Es geht um Form, um Raum, um Licht, um Schatten, um die „promenade architecturale“. Wir denken an Richard Serra. Wie er beziehen sie Stellung. Provozieren durch die Radikalität der Gedanken. Man prallt auf die Mauer und bleibt verwundert stehen. „So habe ich das noch nie gesehen“, denken die einen, und die anderen würden das Ding am liebsten gleich wieder abreißen. Emotionslos geht niemand an ihren Bauten vorbei.
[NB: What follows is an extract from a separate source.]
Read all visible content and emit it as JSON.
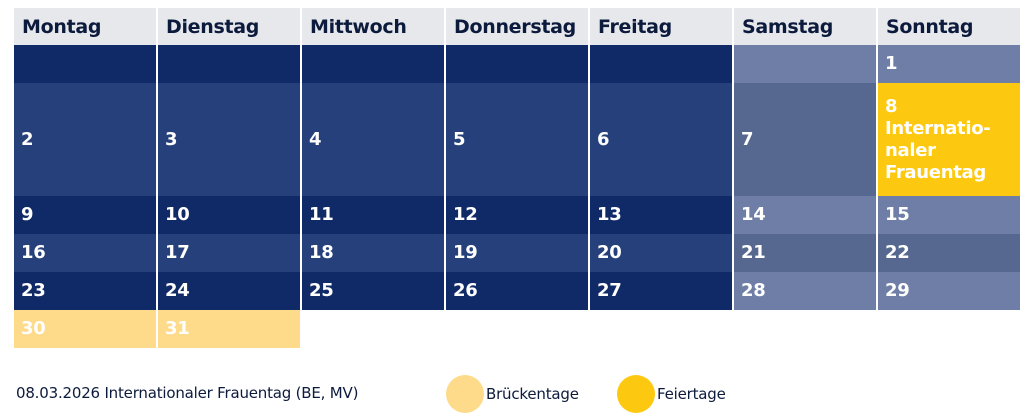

Trotz ihrer Vorliebe für das Messerscharfe, Analytische schaffen sie es, komplex zu bleiben. Die in einen bestehenden Eixample–Block eingebaute Bibliothek Sant Antoni-Joan Oller in Barcelona ist gleichzeitig Lücke und Bindeglied. Die Außenraumgestaltung Teatro La Lira in Ripoll ist gleichzeitig Fußgängerbrücke und Aufenthaltsort, Haus und Durchgang. Diese Haltung von „Komplexität und Widerspruch“, wie es bei Robert Venturi heisst, legt wohl auch die Basis für das Poetische ihrer Architektur. Der erste schnelle Blick täuscht.